With policing, the teens took a different tact. As the display noted, one of the questions that the students considered was “how does community address policing that disrupts their everyday lives.”
The teens wound up putting together a short film where an inventor father used futuristic technology to try to protect his son from the police, while the son doesn’t take his efforts seriously — to his own peril.
Sherri Peterson, of Avalon Park, was one of the students who helped put that part together. She designed the masks the characters in the film wore.
“The crow and the fox, they represent the black family,” Peterson explained. “The Fox is the young one, and inexperienced, and doesn’t understand the world of black oppression.”
The mask’s specific designs and colors, she said, were connected to African cultures.
“I think I learned more about how people feel,” Peterson reflected, adding that she appreciated being part of something that was important.
Finally, as all of the people involved in organizing South Side Speculations noted, they didn’t want visitors to just look at the exhibit — they wanted them to think about what the future of the South Side looks like and share their own ideas. A table set up in the middle of the gallery has books on Chicago history, social change, policy and how the three intersect. Visitors are free to read the books, listen to recordings of the interviews and write down their ideas in one of the two large guestbooks located at each end of the table.

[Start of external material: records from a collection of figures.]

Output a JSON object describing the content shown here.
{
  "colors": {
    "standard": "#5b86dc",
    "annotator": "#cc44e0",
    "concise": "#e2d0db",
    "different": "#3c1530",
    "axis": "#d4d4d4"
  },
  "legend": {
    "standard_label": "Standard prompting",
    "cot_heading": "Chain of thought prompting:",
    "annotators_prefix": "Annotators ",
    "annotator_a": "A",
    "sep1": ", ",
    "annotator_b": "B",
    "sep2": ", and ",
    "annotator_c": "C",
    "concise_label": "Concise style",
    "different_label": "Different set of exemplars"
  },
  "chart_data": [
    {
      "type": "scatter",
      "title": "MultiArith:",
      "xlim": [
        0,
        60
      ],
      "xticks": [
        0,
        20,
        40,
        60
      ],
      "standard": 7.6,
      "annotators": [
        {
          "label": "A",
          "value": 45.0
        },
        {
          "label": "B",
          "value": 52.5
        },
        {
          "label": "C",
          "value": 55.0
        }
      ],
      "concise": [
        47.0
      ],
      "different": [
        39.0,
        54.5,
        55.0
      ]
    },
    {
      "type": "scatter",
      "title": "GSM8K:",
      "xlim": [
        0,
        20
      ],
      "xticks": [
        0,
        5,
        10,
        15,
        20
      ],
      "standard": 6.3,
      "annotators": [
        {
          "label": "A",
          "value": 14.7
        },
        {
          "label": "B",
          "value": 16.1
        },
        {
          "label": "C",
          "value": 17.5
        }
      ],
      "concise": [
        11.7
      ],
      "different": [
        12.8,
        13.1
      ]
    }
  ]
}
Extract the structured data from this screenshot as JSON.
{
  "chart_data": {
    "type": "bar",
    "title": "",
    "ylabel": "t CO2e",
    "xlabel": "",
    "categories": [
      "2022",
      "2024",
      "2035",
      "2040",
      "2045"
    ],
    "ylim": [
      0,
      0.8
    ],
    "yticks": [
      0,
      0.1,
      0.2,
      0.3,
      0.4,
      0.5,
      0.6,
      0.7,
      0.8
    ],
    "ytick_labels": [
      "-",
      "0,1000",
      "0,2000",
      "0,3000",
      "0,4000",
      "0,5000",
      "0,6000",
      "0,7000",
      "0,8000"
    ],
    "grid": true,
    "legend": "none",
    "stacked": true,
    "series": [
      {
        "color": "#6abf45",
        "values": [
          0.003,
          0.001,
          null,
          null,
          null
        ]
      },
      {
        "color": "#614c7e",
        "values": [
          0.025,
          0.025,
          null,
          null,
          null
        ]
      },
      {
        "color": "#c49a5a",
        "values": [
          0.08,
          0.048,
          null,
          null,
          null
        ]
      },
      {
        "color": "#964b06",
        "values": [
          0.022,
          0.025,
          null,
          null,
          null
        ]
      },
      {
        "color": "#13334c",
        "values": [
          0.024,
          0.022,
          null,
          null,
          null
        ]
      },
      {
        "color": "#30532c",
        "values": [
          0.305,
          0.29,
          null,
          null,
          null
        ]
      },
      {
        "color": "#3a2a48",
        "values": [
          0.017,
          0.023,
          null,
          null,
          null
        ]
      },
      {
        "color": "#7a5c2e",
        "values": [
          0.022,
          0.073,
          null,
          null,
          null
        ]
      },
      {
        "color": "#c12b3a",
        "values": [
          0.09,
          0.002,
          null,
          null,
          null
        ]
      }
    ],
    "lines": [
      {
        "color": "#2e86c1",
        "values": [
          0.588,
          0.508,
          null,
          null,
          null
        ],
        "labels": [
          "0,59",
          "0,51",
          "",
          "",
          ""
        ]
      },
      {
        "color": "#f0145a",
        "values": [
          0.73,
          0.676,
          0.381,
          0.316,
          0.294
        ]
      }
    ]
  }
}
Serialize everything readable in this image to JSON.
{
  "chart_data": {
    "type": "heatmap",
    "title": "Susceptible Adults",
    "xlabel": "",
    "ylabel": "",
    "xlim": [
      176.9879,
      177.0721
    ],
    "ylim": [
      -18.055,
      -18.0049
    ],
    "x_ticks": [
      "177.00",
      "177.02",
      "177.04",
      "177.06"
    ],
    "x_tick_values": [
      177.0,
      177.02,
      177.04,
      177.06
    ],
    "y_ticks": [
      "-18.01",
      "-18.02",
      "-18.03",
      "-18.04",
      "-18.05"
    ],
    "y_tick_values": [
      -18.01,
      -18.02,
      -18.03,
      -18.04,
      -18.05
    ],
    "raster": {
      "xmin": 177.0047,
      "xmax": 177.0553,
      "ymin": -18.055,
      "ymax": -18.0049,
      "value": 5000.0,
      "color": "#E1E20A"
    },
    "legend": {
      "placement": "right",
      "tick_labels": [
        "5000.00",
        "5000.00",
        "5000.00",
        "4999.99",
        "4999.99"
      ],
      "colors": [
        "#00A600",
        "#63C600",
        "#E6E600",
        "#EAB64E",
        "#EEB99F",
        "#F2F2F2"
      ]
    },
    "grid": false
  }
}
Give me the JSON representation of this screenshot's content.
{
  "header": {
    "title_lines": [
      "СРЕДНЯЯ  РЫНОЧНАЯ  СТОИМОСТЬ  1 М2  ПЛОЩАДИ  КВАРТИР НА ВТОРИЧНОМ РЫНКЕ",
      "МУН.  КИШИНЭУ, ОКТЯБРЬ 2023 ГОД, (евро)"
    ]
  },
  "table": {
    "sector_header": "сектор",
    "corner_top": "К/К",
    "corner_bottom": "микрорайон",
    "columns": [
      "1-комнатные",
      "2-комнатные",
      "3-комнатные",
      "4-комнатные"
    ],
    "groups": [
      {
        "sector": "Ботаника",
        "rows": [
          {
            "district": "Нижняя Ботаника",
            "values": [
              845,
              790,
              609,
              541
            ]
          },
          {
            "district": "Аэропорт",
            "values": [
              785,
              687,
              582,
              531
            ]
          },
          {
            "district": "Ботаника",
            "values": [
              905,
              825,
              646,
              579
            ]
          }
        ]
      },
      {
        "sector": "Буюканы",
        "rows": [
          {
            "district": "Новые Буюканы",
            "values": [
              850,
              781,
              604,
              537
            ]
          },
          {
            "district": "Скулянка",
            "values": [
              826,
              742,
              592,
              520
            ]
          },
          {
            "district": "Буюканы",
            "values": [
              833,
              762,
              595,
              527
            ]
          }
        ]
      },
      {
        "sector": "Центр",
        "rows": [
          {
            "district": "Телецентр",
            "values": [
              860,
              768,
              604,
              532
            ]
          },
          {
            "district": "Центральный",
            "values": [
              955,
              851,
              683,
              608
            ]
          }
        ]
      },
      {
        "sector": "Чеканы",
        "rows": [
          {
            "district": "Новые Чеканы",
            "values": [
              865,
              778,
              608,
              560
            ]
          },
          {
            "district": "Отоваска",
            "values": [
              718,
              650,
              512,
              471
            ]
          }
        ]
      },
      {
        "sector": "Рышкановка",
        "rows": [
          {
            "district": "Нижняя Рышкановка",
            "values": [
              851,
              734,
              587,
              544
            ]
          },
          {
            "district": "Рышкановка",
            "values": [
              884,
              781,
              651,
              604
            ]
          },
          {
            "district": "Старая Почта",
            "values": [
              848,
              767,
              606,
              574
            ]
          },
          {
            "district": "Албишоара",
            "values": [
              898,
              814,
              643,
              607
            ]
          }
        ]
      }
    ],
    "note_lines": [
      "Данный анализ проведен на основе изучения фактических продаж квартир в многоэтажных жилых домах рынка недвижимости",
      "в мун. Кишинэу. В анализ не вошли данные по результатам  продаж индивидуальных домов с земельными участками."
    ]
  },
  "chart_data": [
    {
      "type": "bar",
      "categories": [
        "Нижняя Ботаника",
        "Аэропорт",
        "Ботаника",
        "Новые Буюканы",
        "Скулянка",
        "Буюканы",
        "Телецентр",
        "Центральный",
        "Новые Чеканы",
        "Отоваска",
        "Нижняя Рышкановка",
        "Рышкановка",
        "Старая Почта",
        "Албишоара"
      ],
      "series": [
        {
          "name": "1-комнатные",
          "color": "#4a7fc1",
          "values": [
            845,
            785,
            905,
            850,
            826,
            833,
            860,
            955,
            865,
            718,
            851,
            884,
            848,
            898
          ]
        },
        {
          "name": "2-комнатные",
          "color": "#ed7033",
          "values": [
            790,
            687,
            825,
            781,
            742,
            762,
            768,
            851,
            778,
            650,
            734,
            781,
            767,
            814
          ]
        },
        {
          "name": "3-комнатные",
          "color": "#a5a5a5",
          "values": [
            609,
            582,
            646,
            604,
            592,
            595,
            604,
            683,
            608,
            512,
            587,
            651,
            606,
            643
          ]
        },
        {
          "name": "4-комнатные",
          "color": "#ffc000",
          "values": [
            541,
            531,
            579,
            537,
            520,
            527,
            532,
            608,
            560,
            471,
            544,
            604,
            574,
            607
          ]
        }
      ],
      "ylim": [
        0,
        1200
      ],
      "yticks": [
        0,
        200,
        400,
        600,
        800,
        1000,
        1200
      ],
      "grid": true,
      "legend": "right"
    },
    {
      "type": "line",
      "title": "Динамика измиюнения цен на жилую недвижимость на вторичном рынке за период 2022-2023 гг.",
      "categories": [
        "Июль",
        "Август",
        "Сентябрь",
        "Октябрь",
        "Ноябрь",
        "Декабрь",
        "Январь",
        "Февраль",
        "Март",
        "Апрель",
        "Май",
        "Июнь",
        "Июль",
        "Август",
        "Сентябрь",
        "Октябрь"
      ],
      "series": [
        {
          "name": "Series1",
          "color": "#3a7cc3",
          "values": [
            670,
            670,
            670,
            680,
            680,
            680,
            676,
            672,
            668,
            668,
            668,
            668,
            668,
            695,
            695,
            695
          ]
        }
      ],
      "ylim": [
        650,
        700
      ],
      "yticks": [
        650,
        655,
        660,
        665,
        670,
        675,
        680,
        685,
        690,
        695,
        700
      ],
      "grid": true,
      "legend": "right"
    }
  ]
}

The exhibit organizers all said they were impressed with the end results.
“I’m just amazed,” Rhyne said. “[It] is a testament to the young people, first and foremost.”
“I’m really excited,” Jagoda said. “It’s nice to see what all the young people have created. And it’s interesting [to see] all of the media they worked in — film, music, collages.”
“I think it’s beautiful,” Brier said. “These young people have a incredible imaginations. It shows how much they have in their neighborhoods, they know how much they are missing and how they want the South Side to be understood.”